Measurements of biochemical parameters were performed on automated equipment using routine techniques. High sensitivity C-reactive protein and Cystatin-C were measured by immunoturbidimetry (Diazyme's Cystatin C Assay. Poway, CA, USA). The protein nitrogen appearance normalized by body weight (nPNA) was calculated with the Maroni formula, GFR was calculated using formulas based on sCr (eCKDCr), and serum Cystatin C (eGFRCysC).

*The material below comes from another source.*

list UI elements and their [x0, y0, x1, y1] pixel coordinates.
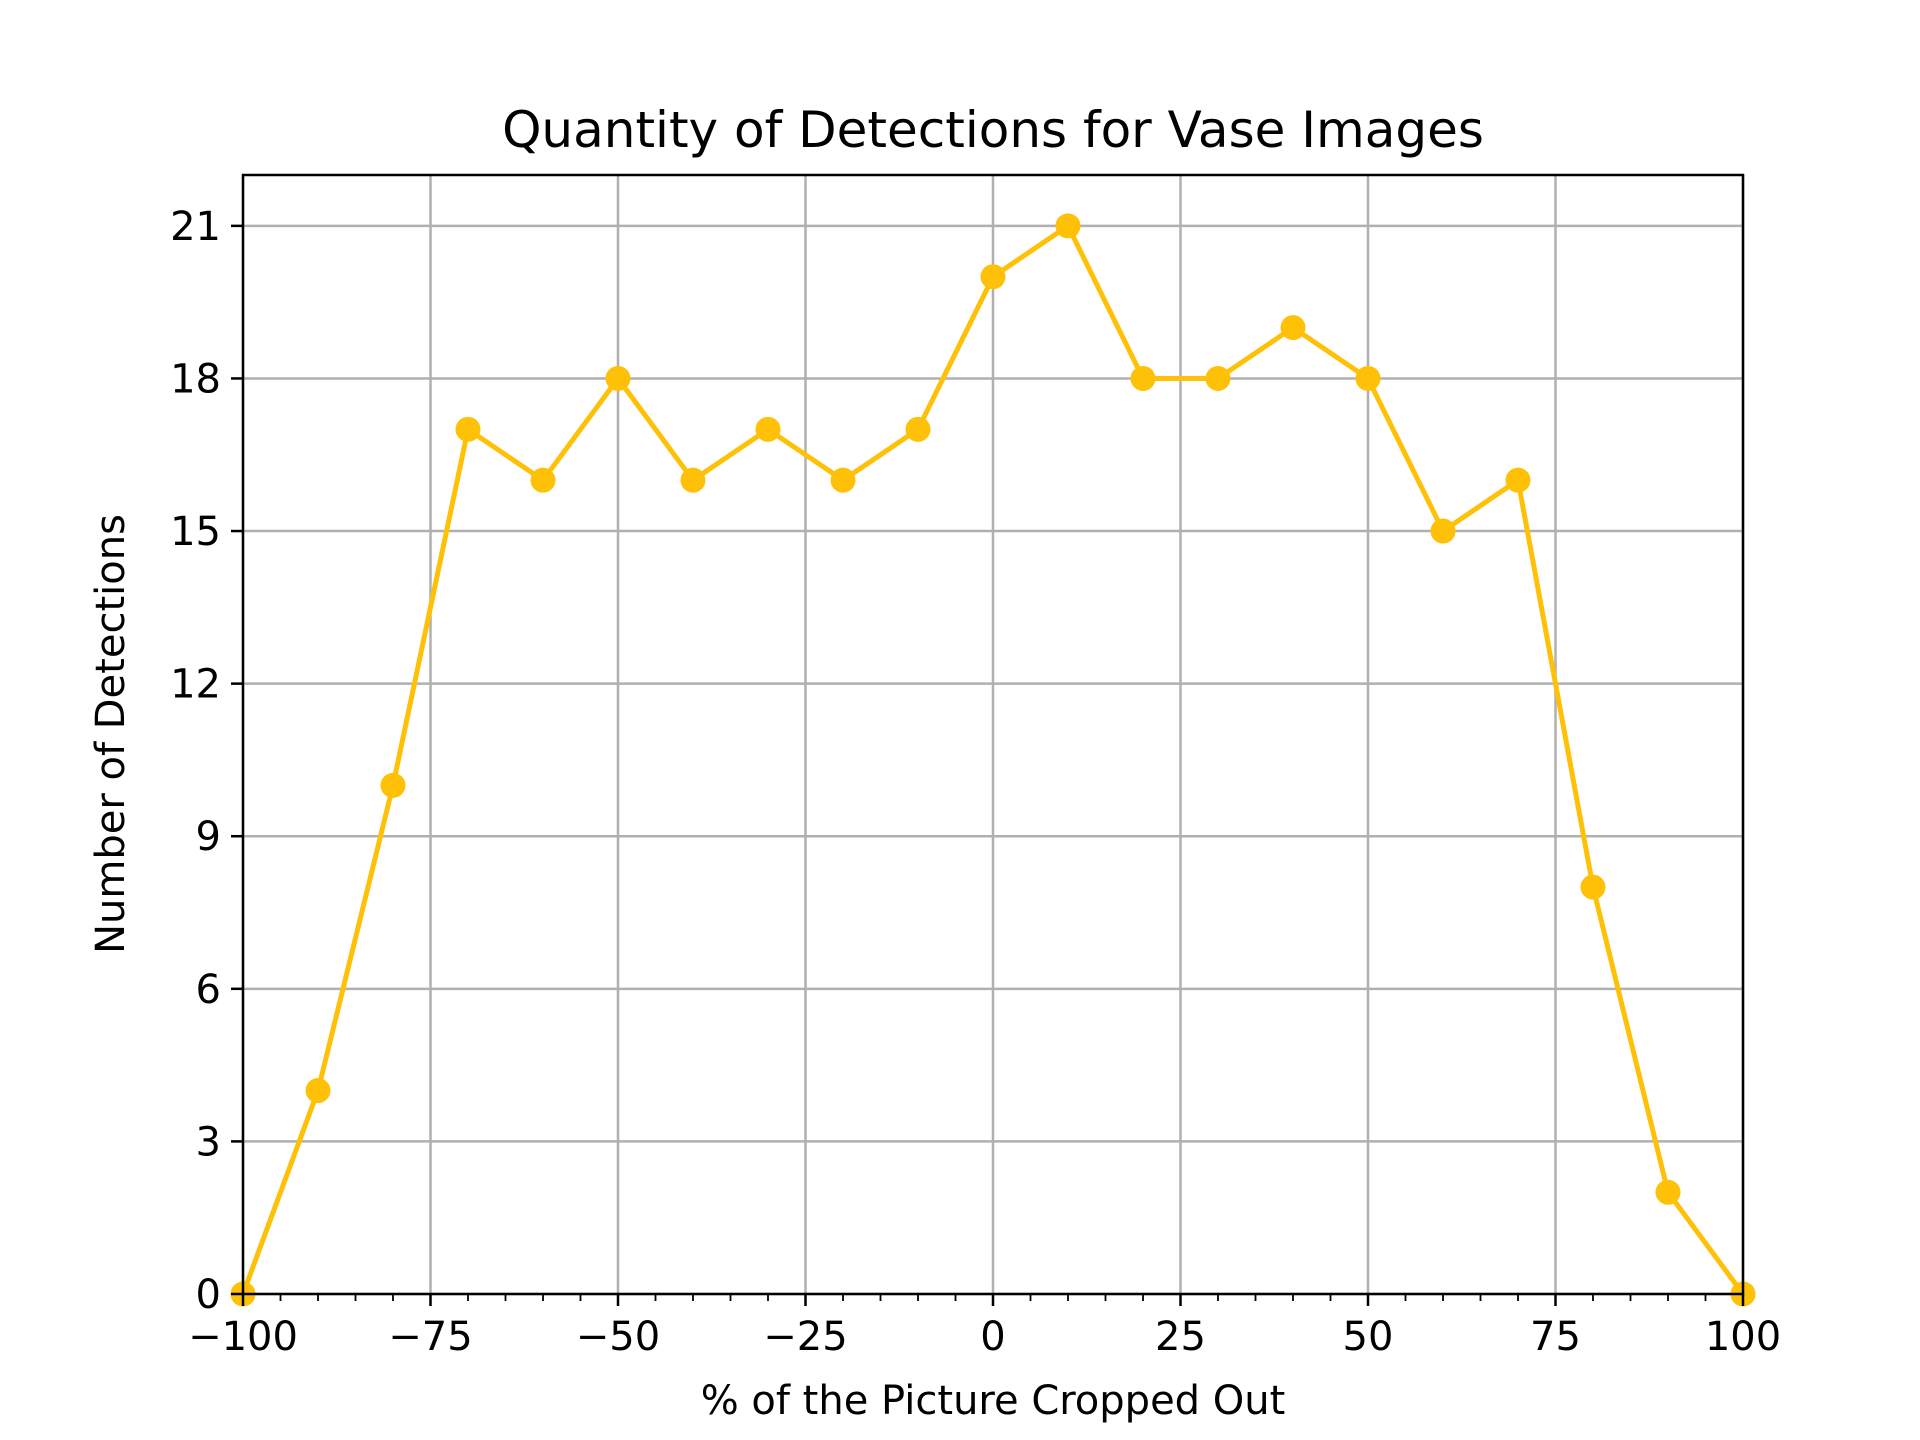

Nutritional evaluations. The patients were evaluated by Nephrology Nutritionists. Nutritional status was monitored by body weight, body mass index, subjective global assessment, body composition analyzed by electrical bioimpedance, and biochemical parameters. As a functional index, the hand grip force was measured with a dynamometer. Treatment adherence was monitored by the 24-hour food intake questionnaire and/or the 3-day food intake diary, nPNA was also used. In the intervention group, adherence to the use of KA was evaluated by counting tablets and packaging at each visit.

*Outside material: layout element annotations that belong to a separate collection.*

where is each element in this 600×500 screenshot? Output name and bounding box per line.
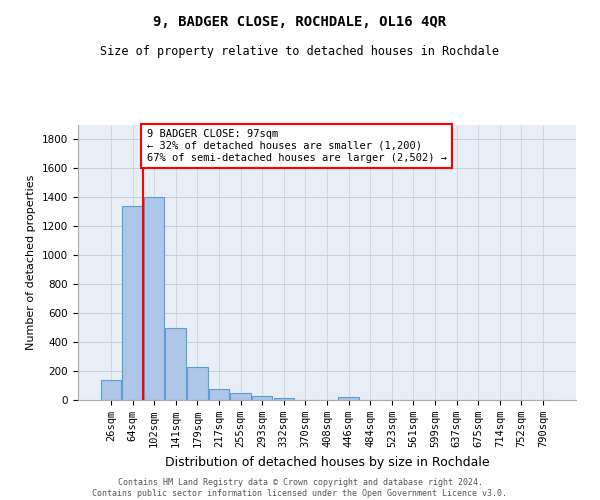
Bar <box>101 380 121 400</box>
Bar <box>230 394 251 400</box>
Bar <box>166 328 186 400</box>
Text: 9 BADGER CLOSE: 97sqm
← 32% of detached houses are smaller (1,200)
67% of semi-d: 9 BADGER CLOSE: 97sqm ← 32% of detached … <box>146 130 446 162</box>
Bar <box>187 368 208 400</box>
Text: Size of property relative to detached houses in Rochdale: Size of property relative to detached ho… <box>101 45 499 58</box>
Text: 9, BADGER CLOSE, ROCHDALE, OL16 4QR: 9, BADGER CLOSE, ROCHDALE, OL16 4QR <box>154 15 446 29</box>
Bar <box>274 398 294 400</box>
X-axis label: Distribution of detached houses by size in Rochdale: Distribution of detached houses by size … <box>164 456 490 468</box>
Y-axis label: Number of detached properties: Number of detached properties <box>26 175 37 350</box>
Text: Contains HM Land Registry data © Crown copyright and database right 2024.
Contai: Contains HM Land Registry data © Crown c… <box>92 478 508 498</box>
Bar <box>122 206 143 400</box>
Bar <box>338 397 359 400</box>
Bar <box>252 396 272 400</box>
Bar <box>209 389 229 400</box>
Bar <box>144 198 164 400</box>
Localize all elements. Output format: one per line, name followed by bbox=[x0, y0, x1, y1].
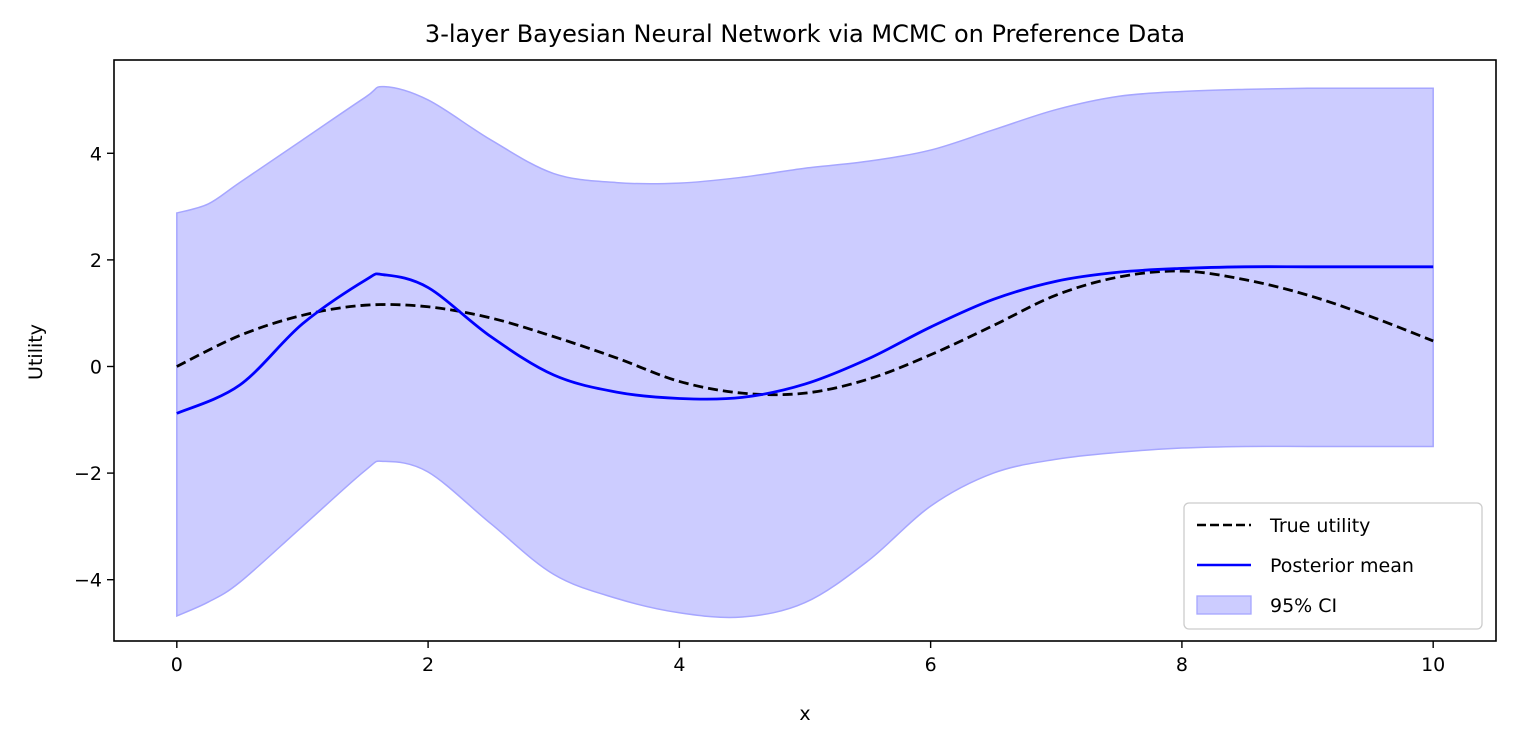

Statistical analysis. Data are presented as means and standard deviations or standard errors and as percentages or frequencies according variable characteristics. Differences between groups were analyzed with Chi2 test, or Student´s t test. For calculation of decline of GFR during follow-up, only actual eGFR data were considered, and two-way analyses of variance used. For analysis of the effect of concomitant medication, differences in slopes of regression lines of eGFR over time among users and non-users of specific medication were used. Differences in distribution of adverse events was analyzed with Chi2 and Kolmogorov-Smirnov test. All statistical calculations were made with wSPSS v19 package.